Review of MXenes as new nanomaterials for energy storage/delivery and selected environmental applications
Energy and environmental issues presently attract a great deal of scientific attention. Recently, two-dimensional MXenes and MXene-based nanomaterials have attracted increasing interest because of their unique properties (e.g., remarkable safety, a very large interlayer spacing, environmental flexibility, a large surface area, and thermal conductivity). In 2011, multilayered MXenes (Ti 3 C 2 T x , a new family of two-dimensional (2D) materials) produced by etching an A layer from a MAX phase of Ti 3 AlC 2 , were first described by researchers at Drexel University. The term “MXene” was coined to distinguish this new family of 2D materials from graphene, and applies to both the original MAX phases and MXenes fabricated from them.

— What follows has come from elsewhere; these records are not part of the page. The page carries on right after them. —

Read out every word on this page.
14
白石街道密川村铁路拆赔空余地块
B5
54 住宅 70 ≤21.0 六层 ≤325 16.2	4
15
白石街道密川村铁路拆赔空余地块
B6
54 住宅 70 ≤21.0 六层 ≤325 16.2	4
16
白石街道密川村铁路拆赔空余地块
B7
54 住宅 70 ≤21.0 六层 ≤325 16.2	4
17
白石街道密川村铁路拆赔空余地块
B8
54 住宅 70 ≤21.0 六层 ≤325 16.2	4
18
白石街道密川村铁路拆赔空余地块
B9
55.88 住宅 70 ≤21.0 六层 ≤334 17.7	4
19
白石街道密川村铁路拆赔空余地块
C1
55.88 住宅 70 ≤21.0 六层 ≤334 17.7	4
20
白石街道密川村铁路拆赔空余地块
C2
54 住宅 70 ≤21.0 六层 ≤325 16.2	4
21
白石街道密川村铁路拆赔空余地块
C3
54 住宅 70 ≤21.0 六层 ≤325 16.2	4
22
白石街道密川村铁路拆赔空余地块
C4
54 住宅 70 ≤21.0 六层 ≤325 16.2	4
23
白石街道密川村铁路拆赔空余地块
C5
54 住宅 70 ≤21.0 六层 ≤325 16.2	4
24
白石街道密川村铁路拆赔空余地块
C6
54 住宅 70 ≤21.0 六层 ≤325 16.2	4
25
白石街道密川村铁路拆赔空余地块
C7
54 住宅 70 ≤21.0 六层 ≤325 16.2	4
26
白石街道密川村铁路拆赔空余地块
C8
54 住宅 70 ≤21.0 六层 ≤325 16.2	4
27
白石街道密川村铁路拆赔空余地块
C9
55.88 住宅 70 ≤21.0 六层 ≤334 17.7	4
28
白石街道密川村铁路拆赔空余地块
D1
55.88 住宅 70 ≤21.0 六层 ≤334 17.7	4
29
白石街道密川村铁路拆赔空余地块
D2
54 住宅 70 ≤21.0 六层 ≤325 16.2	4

We present a comprehensive review of recent studies on energy and environmental applications of MXene and MXene-based nanomaterials, including energy conversion and storage, adsorption, membrane, photocatalysis, and antimicrobial. Future research needs are discussed briefly with current challenges that must be overcome before we completely understand the extraordinary properties of MXene and MXene-based nanomaterials.